Forse il gran sacerdote pensava che le sue melme potessero uccidere, o almeno mettere in difficoltà, il guerriero drow. Non aveva fatto i conti con due cose: l’agilità che caratterizza ogni razza elfica, e che Daren aveva perfezionato con costanza, e l’odio funesto che il suo avversario provava per qualsiasi melma. Figuriamoci per quelle intrise di malvagità.

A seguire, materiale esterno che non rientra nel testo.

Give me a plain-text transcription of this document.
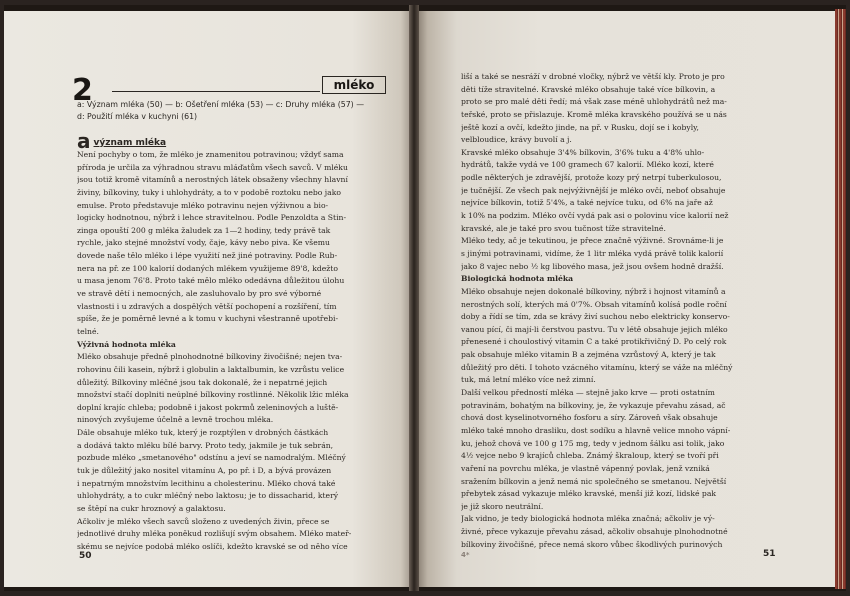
2	mléko
a: Význam mléka (50) — b: Ošetření mléka (53) — c: Druhy mléka (57) —
d: Použití mléka v kuchyni (61)
avýznam mléka
Není pochyby o tom, že mléko je znamenitou potravinou; vždyť sama
příroda je určila za výhradnou stravu mláďatům všech savců. V mléku
jsou totiž kromě vitamínů a nerostných látek obsaženy všechny hlavní
živiny, bílkoviny, tuky i uhlohydráty, a to v podobě roztoku nebo jako
emulse. Proto představuje mléko potravinu nejen výživnou a bio-
logicky hodnotnou, nýbrž i lehce stravitelnou. Podle Penzoldta a Stin-
zinga opouští 200 g mléka žaludek za 1—2 hodiny, tedy právě tak
rychle, jako stejné množství vody, čaje, kávy nebo piva. Ke všemu
dovede naše tělo mléko i lépe využití než jiné potraviny. Podle Rub-
nera na př. ze 100 kalorií dodaných mlékem využijeme 89'8, kdežto
u masa jenom 76'8. Proto také mělo mléko odedávna důležitou úlohu
ve stravě dětí i nemocných, ale zasluhovalo by pro své výborné
vlastnosti i u zdravých a dospělých větší pochopení a rozšíření, tím
spíše, že je poměrně levné a k tomu v kuchyni všestranně upotřebi-
telné.
Výživná hodnota mléka
Mléko obsahuje předně plnohodnotné bílkoviny živočišné; nejen tva-
rohovinu čili kasein, nýbrž i globulin a laktalbumin, ke vzrůstu velice
důležitý. Bílkoviny mléčné jsou tak dokonalé, že i nepatrné jejich
množství stačí doplniti neúplné bílkoviny rostlinné. Několik lžic mléka
doplní krajíc chleba; podobně i jakost pokrmů zeleninových a luště-
ninových zvyšujeme účelně a levně trochou mléka.
Dále obsahuje mléko tuk, který je rozptýlen v drobných částkách
a dodává takto mléku bílé barvy. Proto tedy, jakmile je tuk sebrán,
pozbude mléko „smetanového" odstínu a jeví se namodralým. Mléčný
tuk je důležitý jako nositel vitamínu A, po př. i D, a bývá provázen
i nepatrným množstvím lecithinu a cholesterinu. Mléko chová také
uhlohydráty, a to cukr mléčný nebo laktosu; je to dissacharid, který
se štěpí na cukr hroznový a galaktosu.
Ačkoliv je mléko všech savců složeno z uvedených živin, přece se
jednotlivé druhy mléka poněkud rozlišují svým obsahem. Mléko mateř-
skému se nejvíce podobá mléko oslíči, kdežto kravské se od něho více
50
liší a také se nesráží v drobné vločky, nýbrž ve větší kly. Proto je pro
děti tíže stravitelné. Kravské mléko obsahuje také více bílkovin, a
proto se pro malé děti ředí; má však zase méně uhlohydrátů než ma-
teřské, proto se přislazuje. Kromě mléka kravského používá se u nás
ještě kozí a ovčí, kdežto jinde, na př. v Rusku, dojí se i kobyly,
velbloudice, krávy buvolí a j.
Kravské mléko obsahuje 3'4% bílkovin, 3'6% tuku a 4'8% uhlo-
hydrátů, takže vydá ve 100 gramech 67 kalorií. Mléko kozí, které
podle některých je zdravější, protože kozy prý netrpí tuberkulosou,
je tučnější. Ze všech pak nejvýživnější je mléko ovčí, neboť obsahuje
nejvíce bílkovin, totiž 5'4%, a také nejvíce tuku, od 6% na jaře až
k 10% na podzim. Mléko ovčí vydá pak asi o polovinu více kalorií než
kravské, ale je také pro svou tučnost tíže stravitelné.
Mléko tedy, ač je tekutinou, je přece značně výživné. Srovnáme-li je
s jinými potravinami, vidíme, že 1 litr mléka vydá právě tolik kalorií
jako 8 vajec nebo ½ kg libového masa, jež jsou ovšem hodně dražší.
Biologická hodnota mléka
Mléko obsahuje nejen dokonalé bílkoviny, nýbrž i hojnost vitamínů a
nerostných solí, kterých má 0'7%. Obsah vitamínů kolísá podle roční
doby a řídí se tím, zda se krávy živí suchou nebo elektricky konservo-
vanou pící, či mají-li čerstvou pastvu. Tu v létě obsahuje jejich mléko
přenesené i choulostivý vitamin C a také protikřivičný D. Po celý rok
pak obsahuje mléko vitamin B a zejména vzrůstový A, který je tak
důležitý pro děti. I tohoto vzácného vitamínu, který se váže na mléčný
tuk, má letní mléko více než zimní.
Další velkou předností mléka — stejně jako krve — proti ostatním
potravinám, bohatým na bílkoviny, je, že vykazuje převahu zásad, ač
chová dost kyselinotvorného fosforu a síry. Zároveň však obsahuje
mléko také mnoho drasliku, dost sodíku a hlavně velice mnoho vápní-
ku, jehož chová ve 100 g 175 mg, tedy v jednom šálku asi tolik, jako
4½ vejce nebo 9 krajíců chleba. Známý škraloup, který se tvoří při
vaření na povrchu mléka, je vlastně vápenný povlak, jenž vzniká
sražením bílkovin a jenž nemá nic společného se smetanou. Největší
přebytek zásad vykazuje mléko kravské, menší již kozí, lidské pak
je již skoro neutrální.
Jak vidno, je tedy biologická hodnota mléka značná; ačkoliv je vý-
živné, přece vykazuje převahu zásad, ačkoliv obsahuje plnohodnotné
bílkoviny živočišné, přece nemá skoro vůbec škodlivých purinových
4*	51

Poter vedere il guerriero alle prese con i suoi servitori però gli diede modo di studiare il suo stile di combattimento. Provò a lanciargli contro uno sputo di acido, un potere particolare concesso dal suo signore Juiblex, ma il drow aveva ottimi riflessi e riuscì a schivare agilmente quel disgustoso proiettile. L’uomo prese nota della velocità di movimento del nemico e decise che non voleva affrontarlo in corpo a corpo, anche se avrebbe potuto. Prima di tutto avrebbe cercato di indebolirlo o ferirlo con i suoi incantesimi.

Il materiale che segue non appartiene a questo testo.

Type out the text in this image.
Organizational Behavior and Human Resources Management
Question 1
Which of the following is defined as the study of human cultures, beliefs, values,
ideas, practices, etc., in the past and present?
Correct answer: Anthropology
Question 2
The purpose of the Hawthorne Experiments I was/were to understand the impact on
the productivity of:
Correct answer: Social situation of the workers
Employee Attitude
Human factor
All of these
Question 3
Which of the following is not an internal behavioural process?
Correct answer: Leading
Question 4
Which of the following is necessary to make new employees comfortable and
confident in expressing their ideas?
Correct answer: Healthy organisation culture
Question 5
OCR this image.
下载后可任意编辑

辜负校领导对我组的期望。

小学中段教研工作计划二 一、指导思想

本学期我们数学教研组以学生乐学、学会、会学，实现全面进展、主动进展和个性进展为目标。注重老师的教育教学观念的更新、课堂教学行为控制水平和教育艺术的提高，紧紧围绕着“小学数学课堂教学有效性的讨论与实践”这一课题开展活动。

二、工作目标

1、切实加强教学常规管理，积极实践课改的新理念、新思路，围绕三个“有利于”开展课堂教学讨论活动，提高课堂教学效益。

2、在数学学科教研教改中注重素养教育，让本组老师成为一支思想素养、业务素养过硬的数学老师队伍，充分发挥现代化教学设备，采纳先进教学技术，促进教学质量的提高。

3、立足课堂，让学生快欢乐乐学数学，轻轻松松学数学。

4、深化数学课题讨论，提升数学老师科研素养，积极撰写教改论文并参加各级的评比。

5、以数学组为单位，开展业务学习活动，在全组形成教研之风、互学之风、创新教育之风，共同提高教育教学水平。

Nel frattempo, ignorato da tutti, l’uomo che era stato costretto ad agonizzare nel calderone si alzò sulle ginocchia e guardò il sacerdote colpito dall’acido che stava cercando di rialzarsi da terra. Il prigioniero aveva ancora le mani intrappolate dietro la schiena, chiuse da un paio di manette, ma ormai l’acido aveva corroso quasi completamente il metallo. Fece uno sforzo immane, ignorando il dolore dei rigidi bracciali che premevano contro la carne viva (di pelle non ne aveva quasi più), ma infine riuscì a spezzare le manette. Ogni mossa era un’agonia, avrebbe solo voluto strisciare lontano dalla pozza d’acido e stendersi sul freddo pavimento, ma l’odio gli dava la forza di muoversi.
Gattonò verso il suo nemico, con le mani che annaspavano nella pozza corrosiva, ma ormai aveva patito così tanto che un altro po’ di bruciore non poteva fare la differenza. I suoi occhi non mettevano bene a fuoco, i fumi dell’acido li avevano in parte compromessi. Non aveva un vero piano, ma fu fortunato: sulla sua strada, le sue nocche toccarono qualcosa di duro, metallico: una spada lunga.
Nephlyre Kilchar, Quarto Adepto della Cabala dei Sussurri di Graz’zt, afferrò una spada che mai e poi mai sarebbe stata destinata alle sue mani immonde, ma si dimostrò capace di usarla comunque in modo efficace.